The detective says Kramer had bought USA Racing from Aronow for $600,000 in 1985. But when the U.S. government said it would withdraw from its Blue Thunder contract if Kramer kept the company, Aronow bought it back, DeCora says. "It appears Kramer lost on the deal."

Mike Aronow: "Kramer has nothing to do with nothing."

Lillian: "I've never even met the Kramers. That's just nonsense."

The IRS/Drug Theory

Goes like this: Aronow was selling fast boats to drug dealers for cash. Federal authorities, unable to beat the smugglers at their high-speed offshore game, decide instead to go after the profits.

As a straight-up, everything-by-the-book businessman, Aronow not only talked to the feds -- he talked too much, some people think.

"The IRS was trying to catch them like they caught Capone," says an Aronow associate, "and Don was the only guy who could testify that yes, I sold so-and-so 10 boats for a million in cash."

Turnberry's Soffer: "That's my theory.
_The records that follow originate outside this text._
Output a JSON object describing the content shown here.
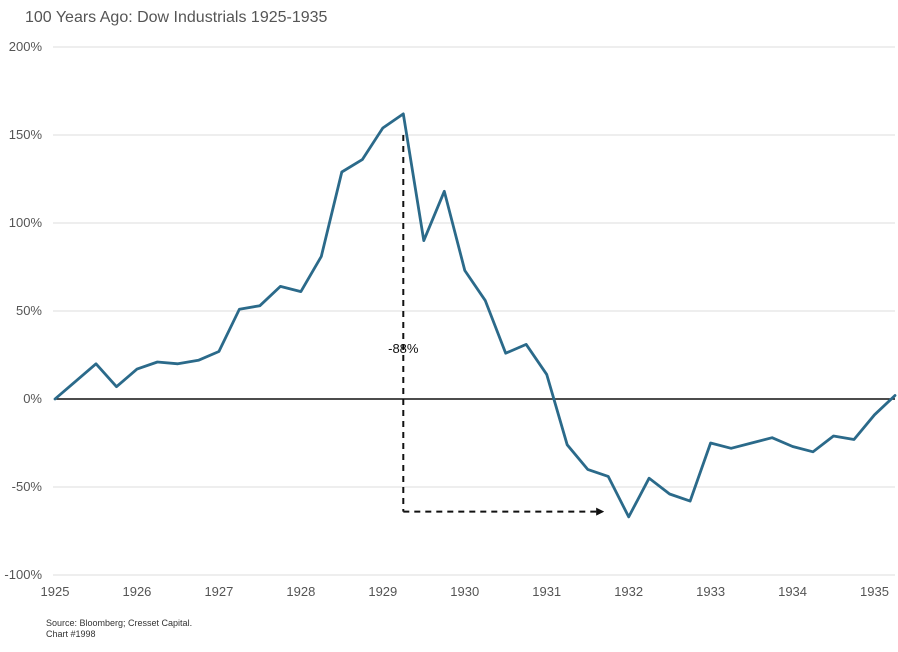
{
  "title": "100 Years Ago: Dow Industrials 1925-1935",
  "footer": {
    "source": "Source: Bloomberg; Cresset Capital.",
    "chart_number": "Chart #1998"
  },
  "colors": {
    "series": "#2b6a8a",
    "zero_line": "#111111",
    "grid": "#dddddd",
    "annotation": "#111111"
  },
  "chart_data": {
    "type": "line",
    "title": "100 Years Ago: Dow Industrials 1925-1935",
    "xlabel": "",
    "ylabel": "",
    "xlim": [
      1925,
      1935.25
    ],
    "ylim": [
      -100,
      200
    ],
    "x_ticks": [
      1925,
      1926,
      1927,
      1928,
      1929,
      1930,
      1931,
      1932,
      1933,
      1934,
      1935
    ],
    "x_tick_labels": [
      "1925",
      "1926",
      "1927",
      "1928",
      "1929",
      "1930",
      "1931",
      "1932",
      "1933",
      "1934",
      "1935"
    ],
    "y_ticks": [
      -100,
      -50,
      0,
      50,
      100,
      150,
      200
    ],
    "y_tick_labels": [
      "-100%",
      "-50%",
      "0%",
      "50%",
      "100%",
      "150%",
      "200%"
    ],
    "grid": true,
    "series": [
      {
        "x": [
          1925.0,
          1925.25,
          1925.5,
          1925.75,
          1926.0,
          1926.25,
          1926.5,
          1926.75,
          1927.0,
          1927.25,
          1927.5,
          1927.75,
          1928.0,
          1928.25,
          1928.5,
          1928.75,
          1929.0,
          1929.25,
          1929.5,
          1929.75,
          1930.0,
          1930.25,
          1930.5,
          1930.75,
          1931.0,
          1931.25,
          1931.5,
          1931.75,
          1932.0,
          1932.25,
          1932.5,
          1932.75,
          1933.0,
          1933.25,
          1933.5,
          1933.75,
          1934.0,
          1934.25,
          1934.5,
          1934.75,
          1935.0,
          1935.25
        ],
        "values": [
          0,
          10,
          20,
          7,
          17,
          21,
          20,
          22,
          27,
          51,
          53,
          64,
          61,
          81,
          129,
          136,
          154,
          162,
          90,
          118,
          73,
          56,
          26,
          31,
          14,
          -26,
          -40,
          -44,
          -67,
          -45,
          -54,
          -58,
          -25,
          -28,
          -25,
          -22,
          -27,
          -30,
          -21,
          -23,
          -9,
          2
        ]
      }
    ],
    "annotations": [
      {
        "text": "-88%",
        "arrow_vertical": {
          "x": 1929.25,
          "y_from": 150,
          "y_to": -64
        },
        "arrow_horizontal": {
          "y": -64,
          "x_from": 1929.25,
          "x_to": 1931.75
        }
      }
    ]
  }
}
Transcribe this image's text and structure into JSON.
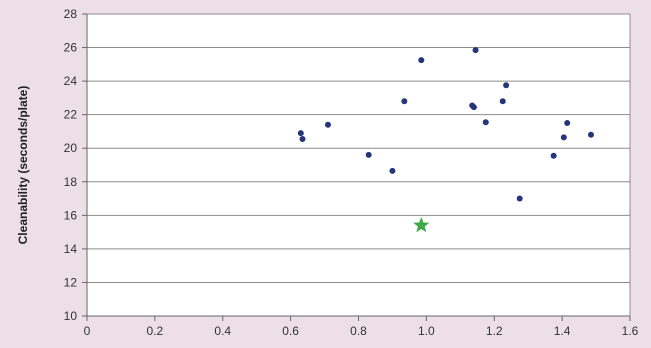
{
  "chart_data": {
    "type": "scatter",
    "title": "",
    "xlabel": "",
    "ylabel": "Cleanability (seconds/plate)",
    "xlim": [
      0,
      1.6
    ],
    "ylim": [
      10,
      28
    ],
    "x_ticks": [
      "0",
      "0.2",
      "0.4",
      "0.6",
      "0.8",
      "1.0",
      "1.2",
      "1.4",
      "1.6"
    ],
    "y_ticks": [
      "10",
      "12",
      "14",
      "16",
      "18",
      "20",
      "22",
      "24",
      "26",
      "28"
    ],
    "grid": "horizontal",
    "legend": "none",
    "series": [
      {
        "marker": "circle",
        "color": "#24357a",
        "points": [
          {
            "x": 0.63,
            "y": 20.9
          },
          {
            "x": 0.635,
            "y": 20.55
          },
          {
            "x": 0.71,
            "y": 21.4
          },
          {
            "x": 0.83,
            "y": 19.6
          },
          {
            "x": 0.9,
            "y": 18.65
          },
          {
            "x": 0.935,
            "y": 22.8
          },
          {
            "x": 0.985,
            "y": 25.25
          },
          {
            "x": 1.135,
            "y": 22.55
          },
          {
            "x": 1.14,
            "y": 22.45
          },
          {
            "x": 1.145,
            "y": 25.85
          },
          {
            "x": 1.175,
            "y": 21.55
          },
          {
            "x": 1.225,
            "y": 22.8
          },
          {
            "x": 1.235,
            "y": 23.75
          },
          {
            "x": 1.275,
            "y": 17.0
          },
          {
            "x": 1.375,
            "y": 19.55
          },
          {
            "x": 1.405,
            "y": 20.65
          },
          {
            "x": 1.415,
            "y": 21.5
          },
          {
            "x": 1.485,
            "y": 20.8
          }
        ]
      },
      {
        "marker": "star",
        "color": "#3cab47",
        "points": [
          {
            "x": 0.985,
            "y": 15.4
          }
        ]
      }
    ]
  }
}
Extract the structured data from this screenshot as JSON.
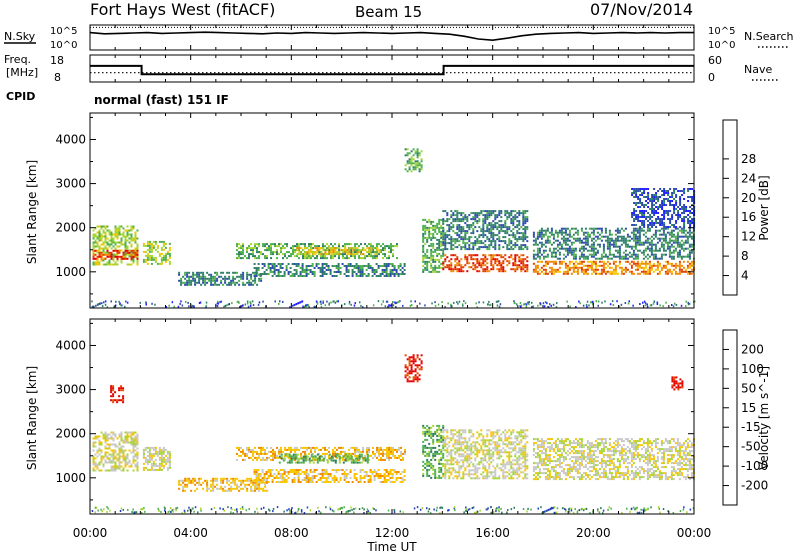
{
  "header": {
    "station": "Fort Hays West (fitACF)",
    "beam": "Beam 15",
    "date": "07/Nov/2014"
  },
  "noise_panel": {
    "left_label": "N.Sky",
    "left_ticks": [
      "10^5",
      "10^0"
    ],
    "right_ticks": [
      "10^5",
      "10^0"
    ],
    "right_label": "N.Search",
    "sky_noise_log10": [
      3.6,
      3.3,
      3.4,
      3.5,
      3.6,
      3.4,
      3.5,
      3.6,
      3.7,
      3.6,
      3.5,
      3.4,
      3.3,
      3.5,
      3.4,
      3.6,
      3.5,
      3.4,
      3.5,
      3.6,
      3.5,
      3.4,
      3.5,
      3.6,
      3.4,
      3.2,
      2.7,
      2.0,
      1.7,
      2.2,
      2.8,
      3.2,
      3.4,
      3.5,
      3.6,
      3.4,
      3.5,
      3.6,
      3.5,
      3.6,
      3.5,
      3.6,
      3.6
    ],
    "search_noise_log10": 4.9
  },
  "freq_panel": {
    "left_label": "Freq.",
    "left_unit": "[MHz]",
    "left_ticks": [
      "18",
      "8"
    ],
    "right_ticks": [
      "60",
      "0"
    ],
    "right_label": "Nave",
    "cpid_label": "CPID",
    "mode_text": "normal (fast) 151 IF",
    "freq_steps": [
      {
        "t": 0,
        "mhz": 14.4
      },
      {
        "t": 2.05,
        "mhz": 10.6
      },
      {
        "t": 14.05,
        "mhz": 14.4
      },
      {
        "t": 24,
        "mhz": 14.4
      }
    ],
    "nave": 20
  },
  "time_axis": {
    "label": "Time UT",
    "ticks": [
      "00:00",
      "04:00",
      "08:00",
      "12:00",
      "16:00",
      "20:00",
      "00:00"
    ]
  },
  "chart_data": [
    {
      "type": "heatmap",
      "quantity": "power",
      "ylabel": "Slant Range [km]",
      "yticks": [
        1000,
        2000,
        3000,
        4000
      ],
      "ylim": [
        180,
        4600
      ],
      "xlim": [
        0,
        24
      ],
      "colorbar": {
        "label": "Power [dB]",
        "ticks": [
          "4",
          "8",
          "12",
          "16",
          "20",
          "24",
          "28"
        ],
        "colors": [
          "#1f1fff",
          "#2e4bb0",
          "#2f7f6a",
          "#4fb04f",
          "#a8d630",
          "#f7c600",
          "#f08a00",
          "#e63a00",
          "#e60000"
        ]
      },
      "regions": [
        {
          "t0": 0.1,
          "t1": 1.9,
          "r0": 1150,
          "r1": 2050,
          "level": 4
        },
        {
          "t0": 0.1,
          "t1": 1.9,
          "r0": 1300,
          "r1": 1500,
          "level": 7
        },
        {
          "t0": 2.1,
          "t1": 3.2,
          "r0": 1200,
          "r1": 1700,
          "level": 4
        },
        {
          "t0": 3.5,
          "t1": 6.8,
          "r0": 700,
          "r1": 1000,
          "level": 2
        },
        {
          "t0": 5.8,
          "t1": 12.2,
          "r0": 1300,
          "r1": 1650,
          "level": 3
        },
        {
          "t0": 8.2,
          "t1": 11.5,
          "r0": 1380,
          "r1": 1560,
          "level": 5
        },
        {
          "t0": 6.5,
          "t1": 12.5,
          "r0": 900,
          "r1": 1200,
          "level": 2
        },
        {
          "t0": 12.5,
          "t1": 13.2,
          "r0": 3300,
          "r1": 3800,
          "level": 3
        },
        {
          "t0": 13.2,
          "t1": 14.0,
          "r0": 1000,
          "r1": 2200,
          "level": 3
        },
        {
          "t0": 14.0,
          "t1": 17.4,
          "r0": 1500,
          "r1": 2400,
          "level": 2
        },
        {
          "t0": 14.0,
          "t1": 17.4,
          "r0": 1000,
          "r1": 1400,
          "level": 7
        },
        {
          "t0": 17.6,
          "t1": 24,
          "r0": 1300,
          "r1": 2000,
          "level": 2
        },
        {
          "t0": 17.6,
          "t1": 24,
          "r0": 950,
          "r1": 1250,
          "level": 6
        },
        {
          "t0": 21.5,
          "t1": 24,
          "r0": 2000,
          "r1": 2900,
          "level": 1
        }
      ]
    },
    {
      "type": "heatmap",
      "quantity": "velocity",
      "ylabel": "Slant Range [km]",
      "yticks": [
        1000,
        2000,
        3000,
        4000
      ],
      "ylim": [
        180,
        4600
      ],
      "xlim": [
        0,
        24
      ],
      "colorbar": {
        "label": "Velocity [m s^-1]",
        "ticks": [
          "200",
          "100",
          "50",
          "15",
          "-15",
          "-50",
          "-100",
          "-200"
        ],
        "colors": [
          "#1f3fbf",
          "#2e7d5e",
          "#4fb04f",
          "#a8d630",
          "#c8c8c8",
          "#f7c600",
          "#f08a00",
          "#e64d00",
          "#e60000"
        ]
      },
      "regions": [
        {
          "t0": 0.1,
          "t1": 1.9,
          "r0": 1150,
          "r1": 2050,
          "level": 4
        },
        {
          "t0": 2.1,
          "t1": 3.2,
          "r0": 1200,
          "r1": 1700,
          "level": 4
        },
        {
          "t0": 3.5,
          "t1": 7.0,
          "r0": 700,
          "r1": 1000,
          "level": 5
        },
        {
          "t0": 5.8,
          "t1": 12.5,
          "r0": 1400,
          "r1": 1700,
          "level": 5
        },
        {
          "t0": 7.5,
          "t1": 11.0,
          "r0": 1350,
          "r1": 1550,
          "level": 2
        },
        {
          "t0": 6.5,
          "t1": 12.5,
          "r0": 900,
          "r1": 1200,
          "level": 5
        },
        {
          "t0": 12.5,
          "t1": 13.2,
          "r0": 3200,
          "r1": 3800,
          "level": 8
        },
        {
          "t0": 13.2,
          "t1": 14.0,
          "r0": 1000,
          "r1": 2200,
          "level": 2
        },
        {
          "t0": 14.0,
          "t1": 17.4,
          "r0": 1000,
          "r1": 2100,
          "level": 4
        },
        {
          "t0": 17.6,
          "t1": 24,
          "r0": 950,
          "r1": 1900,
          "level": 4
        },
        {
          "t0": 0.8,
          "t1": 1.3,
          "r0": 2700,
          "r1": 3100,
          "level": 8
        },
        {
          "t0": 23.1,
          "t1": 23.5,
          "r0": 3000,
          "r1": 3300,
          "level": 8
        }
      ]
    }
  ]
}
A lot of these guys buy stuff for cash. Don was an honest businessman and reported all his stuff. Now we know these drug guys are all crazy and don't care if a life can save them 10 minutes. Someone was afraid Don would testify for the government against some guy who doesn't even have a green card and is buying a $150,000 boat with cash."

Detective DeCora tends to discount this theory. He says Aronow agreed to testify only once for the government -- and that was only on public records in Virginia. DeCora says there were no hard feelings between the parties.

There's a variation on the IRS/Drug Theory. Some say Aronow allowed his boats and facilities to be used by smugglers.

Son Mike doesn't buy it.

"No one knows what happened," he says. "But it's not related to Kramer or drugs in any way. That's the biggest joke of all. That's stupid. That's No. 1 in stupidity. My father was the cleanest guy in the world. He had nothing to do with those idiots. He owned the street."

A year after the murder, Mike clings to his own explanation about his father: "I treat it like he's away on vacation and I'm just waiting for him to come back."

Herald boating writer Eric Sharp contributed to this report.